The former autocrat ruled the small West African state for 22 years before fleeing in January 2017 after losing a presidential election to relatively unknown Adama Barrow.
The Gambia subsequently established a Truth, Reconciliation and Reparation Commission (TRRC) to investigate rights violations from the Jammeh era.
He has heard testimony about torture, rape, death squads and state-sponsored witch hunts, among other alleged abuses, since the hearings began in 2019.
But on Wednesday, the commission began investigating one of the most infamous episodes of the Jammeh government: the alleged execution of around 50 migrants bound for Europe who were taken over by mercenaries in 2005.
The hearings devoted to the massacre are expected to last several weeks and will feature testimony from the only known survivor, a citizen of Ghana named Martin Kyere.
Testifying on Thursday, the former Deputy Director of the Gambia’s National Intelligence Agency, Gibril Ngore Secka, said he witnessed the migrants being beaten by security forces.
Secka added that he had doubts that they were mercenaries, but that his concerns were “put aside.”
“The response was not very pleasant,” said the former intelligence officer, explaining that one of the security forces men wore a sleeveless robe adorned with traditional amulets or ‘jujus’.
In a statement this week, Human Rights Watch (HRW) said the massacre constituted the “greatest loss of life” under Jammeh.
‘Manna from heaven’
However, the details about the massacre are unclear.
Human Rights Watch put the number of victims at more than 50, with 44 believed to be Ghanaians, as well as other Senegalese, Togolese and Ivorian migrants.
The victims reportedly traveled by boat from the Senegalese coastal city of Saly, south of the capital Dakar, and arrived in the Gambian city of Barra on July 22, 2005, according to the NGO, before being arrested.
The soldiers then transported the migrants to the capital, Banjul, and divided them into smaller groups.
On the night of July 23, soldiers reportedly killed eight of the migrants with axes and machetes on a beach south of Banjul, the NGO said.
About a week later, the remaining captives were allegedly taken near Jammeh’s hometown of Kanilai, on the southern border with Senegal, and shot.
Kyere escaped by jumping out of a truck the soldiers used to transport migrants and staggering through a forest.
Secka, the intelligence officer, surprised the truth panel Thursday when he presented a list of the migrants’ names.

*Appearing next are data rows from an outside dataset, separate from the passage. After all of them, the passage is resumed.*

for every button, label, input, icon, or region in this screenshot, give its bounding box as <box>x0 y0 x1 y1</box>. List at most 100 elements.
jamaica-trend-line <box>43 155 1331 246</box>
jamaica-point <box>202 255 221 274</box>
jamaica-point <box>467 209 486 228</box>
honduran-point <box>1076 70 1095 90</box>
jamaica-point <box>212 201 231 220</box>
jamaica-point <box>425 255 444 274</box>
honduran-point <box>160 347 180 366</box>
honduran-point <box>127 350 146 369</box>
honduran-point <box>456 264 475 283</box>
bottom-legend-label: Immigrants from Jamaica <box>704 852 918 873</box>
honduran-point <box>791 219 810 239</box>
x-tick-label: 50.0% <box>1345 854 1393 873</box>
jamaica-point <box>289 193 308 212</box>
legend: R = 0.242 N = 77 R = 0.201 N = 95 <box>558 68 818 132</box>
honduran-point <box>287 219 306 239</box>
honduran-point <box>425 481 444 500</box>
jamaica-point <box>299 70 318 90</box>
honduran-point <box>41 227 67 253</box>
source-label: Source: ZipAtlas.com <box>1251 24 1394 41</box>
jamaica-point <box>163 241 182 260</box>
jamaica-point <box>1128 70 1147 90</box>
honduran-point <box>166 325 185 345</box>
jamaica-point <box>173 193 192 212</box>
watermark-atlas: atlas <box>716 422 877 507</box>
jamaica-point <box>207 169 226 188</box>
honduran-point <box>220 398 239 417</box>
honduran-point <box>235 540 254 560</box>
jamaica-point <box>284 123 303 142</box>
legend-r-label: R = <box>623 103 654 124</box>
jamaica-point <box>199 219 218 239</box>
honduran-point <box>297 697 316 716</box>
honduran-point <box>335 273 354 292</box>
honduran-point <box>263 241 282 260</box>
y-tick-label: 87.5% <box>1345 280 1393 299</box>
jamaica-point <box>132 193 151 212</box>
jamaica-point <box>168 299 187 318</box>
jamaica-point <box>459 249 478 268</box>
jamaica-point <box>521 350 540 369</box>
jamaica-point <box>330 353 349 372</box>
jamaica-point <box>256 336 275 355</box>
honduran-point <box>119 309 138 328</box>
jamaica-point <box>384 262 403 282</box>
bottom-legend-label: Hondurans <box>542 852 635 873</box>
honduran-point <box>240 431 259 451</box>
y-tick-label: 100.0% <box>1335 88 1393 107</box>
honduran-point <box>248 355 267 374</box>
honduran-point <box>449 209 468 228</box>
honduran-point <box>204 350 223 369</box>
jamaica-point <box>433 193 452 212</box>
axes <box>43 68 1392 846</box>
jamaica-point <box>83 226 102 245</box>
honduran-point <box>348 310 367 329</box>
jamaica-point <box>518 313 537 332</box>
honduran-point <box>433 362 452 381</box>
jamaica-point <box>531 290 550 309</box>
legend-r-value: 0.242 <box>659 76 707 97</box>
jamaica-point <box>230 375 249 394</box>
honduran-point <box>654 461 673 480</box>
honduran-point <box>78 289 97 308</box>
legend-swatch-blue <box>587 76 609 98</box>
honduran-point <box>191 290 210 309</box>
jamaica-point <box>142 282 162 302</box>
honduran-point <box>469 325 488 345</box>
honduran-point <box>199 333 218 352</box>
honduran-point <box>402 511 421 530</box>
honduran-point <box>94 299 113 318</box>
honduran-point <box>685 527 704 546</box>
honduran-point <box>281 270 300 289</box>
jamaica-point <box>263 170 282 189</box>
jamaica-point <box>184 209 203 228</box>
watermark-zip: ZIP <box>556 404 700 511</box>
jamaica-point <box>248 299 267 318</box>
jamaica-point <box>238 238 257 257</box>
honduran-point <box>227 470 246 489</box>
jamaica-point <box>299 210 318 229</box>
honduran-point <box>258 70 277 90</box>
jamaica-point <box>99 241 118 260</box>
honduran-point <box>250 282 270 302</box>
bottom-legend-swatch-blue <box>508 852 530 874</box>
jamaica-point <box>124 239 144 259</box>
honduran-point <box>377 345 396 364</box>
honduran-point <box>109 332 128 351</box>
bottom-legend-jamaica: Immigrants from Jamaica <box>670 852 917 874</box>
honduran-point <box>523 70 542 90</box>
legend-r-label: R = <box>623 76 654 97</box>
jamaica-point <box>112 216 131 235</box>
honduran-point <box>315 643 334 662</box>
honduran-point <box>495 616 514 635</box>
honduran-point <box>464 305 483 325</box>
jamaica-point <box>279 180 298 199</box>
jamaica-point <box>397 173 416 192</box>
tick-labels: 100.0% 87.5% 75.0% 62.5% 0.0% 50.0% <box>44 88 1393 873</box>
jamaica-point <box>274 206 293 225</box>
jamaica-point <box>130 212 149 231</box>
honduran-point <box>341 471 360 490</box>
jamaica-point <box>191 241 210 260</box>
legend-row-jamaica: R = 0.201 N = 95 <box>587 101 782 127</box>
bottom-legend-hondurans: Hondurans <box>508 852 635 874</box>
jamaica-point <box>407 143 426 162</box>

“Manna from heaven,” said lead attorney Essa Faal, who had been questioning the former spy, in surprise.
Secka explained that he had kept the list because he believed there would one day be an investigation into the matter.
“My faith in my religion made me believe that one day something like this will happen,” he said, referring to the truth commission.
In July 2019, former members of the military told the TRRC that Jammeh personally ordered the 2005 massacre.
There are numerous calls for the former dictator, who fled to Equatorial Guinea, to return to the Gambia to face trial.
Yet he retains a large following in the former British colony of roughly two million people, with some wanting his return to active politics.
The TRRC is expected to hold its final hearings this year.